Fabakary Tombong Jatta (FTJ), the newly elected speaker of the National Assembly revealed in an interview with journalist Omar Wally that he has no regret in campaigning against the draft constitution if certain clauses are not revisited.
Speaking on Thursday, he continued that he had no plan in amending or coming up with a new constitution, saying if the draft constitution is returned to the house as it was he would do his best to oppose it.
“Honestly and sincerely, it is not in the interest of this country because there are a lot of clauses that we have petitioned to the commission to review. There are a lot of contradictions, things that are aimed at strangulating leaders. Constitutions are not meant for certain institutions or groups. If the constitution will ensure effective administration and democracy, we have no problem.”

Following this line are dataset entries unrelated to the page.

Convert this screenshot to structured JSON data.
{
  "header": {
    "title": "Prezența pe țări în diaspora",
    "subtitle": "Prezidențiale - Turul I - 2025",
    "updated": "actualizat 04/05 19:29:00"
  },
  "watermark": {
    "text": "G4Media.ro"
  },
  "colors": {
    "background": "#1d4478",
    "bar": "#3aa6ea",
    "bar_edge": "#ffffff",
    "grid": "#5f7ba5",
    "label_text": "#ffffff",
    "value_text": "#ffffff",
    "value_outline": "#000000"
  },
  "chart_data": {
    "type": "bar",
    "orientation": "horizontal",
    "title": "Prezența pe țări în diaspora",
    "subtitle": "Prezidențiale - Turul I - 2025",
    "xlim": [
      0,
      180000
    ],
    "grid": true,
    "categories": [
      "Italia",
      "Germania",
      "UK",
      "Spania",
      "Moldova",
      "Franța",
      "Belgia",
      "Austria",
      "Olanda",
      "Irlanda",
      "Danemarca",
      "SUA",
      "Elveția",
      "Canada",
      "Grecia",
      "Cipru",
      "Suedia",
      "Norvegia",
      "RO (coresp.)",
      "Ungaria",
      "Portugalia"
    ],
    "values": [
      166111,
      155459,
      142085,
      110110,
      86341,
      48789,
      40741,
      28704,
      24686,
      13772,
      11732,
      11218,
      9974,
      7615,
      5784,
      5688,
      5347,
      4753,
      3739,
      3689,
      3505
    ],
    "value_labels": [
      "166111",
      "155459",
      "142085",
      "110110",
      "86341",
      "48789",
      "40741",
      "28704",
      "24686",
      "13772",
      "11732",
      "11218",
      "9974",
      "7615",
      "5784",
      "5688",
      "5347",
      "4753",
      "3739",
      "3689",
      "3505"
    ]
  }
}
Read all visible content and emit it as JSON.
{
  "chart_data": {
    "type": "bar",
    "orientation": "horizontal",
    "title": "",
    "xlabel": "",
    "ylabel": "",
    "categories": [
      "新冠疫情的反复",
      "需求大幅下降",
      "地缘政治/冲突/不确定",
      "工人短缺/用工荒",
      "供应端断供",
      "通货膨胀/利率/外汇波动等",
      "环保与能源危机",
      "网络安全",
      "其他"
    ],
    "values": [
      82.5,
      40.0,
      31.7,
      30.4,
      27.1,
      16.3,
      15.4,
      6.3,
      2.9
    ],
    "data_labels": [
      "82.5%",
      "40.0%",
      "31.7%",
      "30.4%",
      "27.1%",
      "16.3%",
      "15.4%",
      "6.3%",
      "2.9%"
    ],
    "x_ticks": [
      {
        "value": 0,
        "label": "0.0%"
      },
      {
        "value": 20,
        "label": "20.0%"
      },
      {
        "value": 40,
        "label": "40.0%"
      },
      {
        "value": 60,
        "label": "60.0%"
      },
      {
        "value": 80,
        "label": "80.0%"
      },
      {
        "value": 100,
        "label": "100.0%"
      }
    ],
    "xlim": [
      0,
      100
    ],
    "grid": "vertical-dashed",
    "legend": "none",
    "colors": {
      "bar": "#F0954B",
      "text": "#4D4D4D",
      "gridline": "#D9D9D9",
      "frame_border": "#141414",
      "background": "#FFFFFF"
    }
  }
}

The politician stated that the commission’s operational mechanism should be revisited and qualified independent individuals should be entrusted in such positions.
FTJ reaffirmed his position to bring back Jammeh in the country, saying this is not about individuals or Jammeh, it’s about any other president that might come. He added that Gambians should begin to know how they see and respect our presidents. “You can make them accountable without humiliating them.”
Responding to questions regarding his initial step to oppose President Barrow, FTJ said he never opposed Barrow, instead Barrow opposed him while he was in government and that APRC won the 2016 election.
“The bad side of that election is that they didn’t allow us to result in court as it happens now in many cases.”
He said instead of allowing them to rejoice in court, they prefer escorting weapons and ammunition to set the country on flame, adding it is their constitutional mandate to result in court even if the elections were fair but because they want Jammeh out, they didn’t do that.
“I was not against Barrow as president, instead the government but when I come close to Barrow, my perception changed and it’s important to note that leaders are made by those that surround them. In the name of reconciliation, stability and progression of the country, we discussed supporting him.”
He continued to fault the legitimacy of the 2016 presidential election, saying he still believed there was foul play.
He clarified that he would never undermine Barrow’s government and would make sure that his progressive programmes for the betterment of the people are carried out.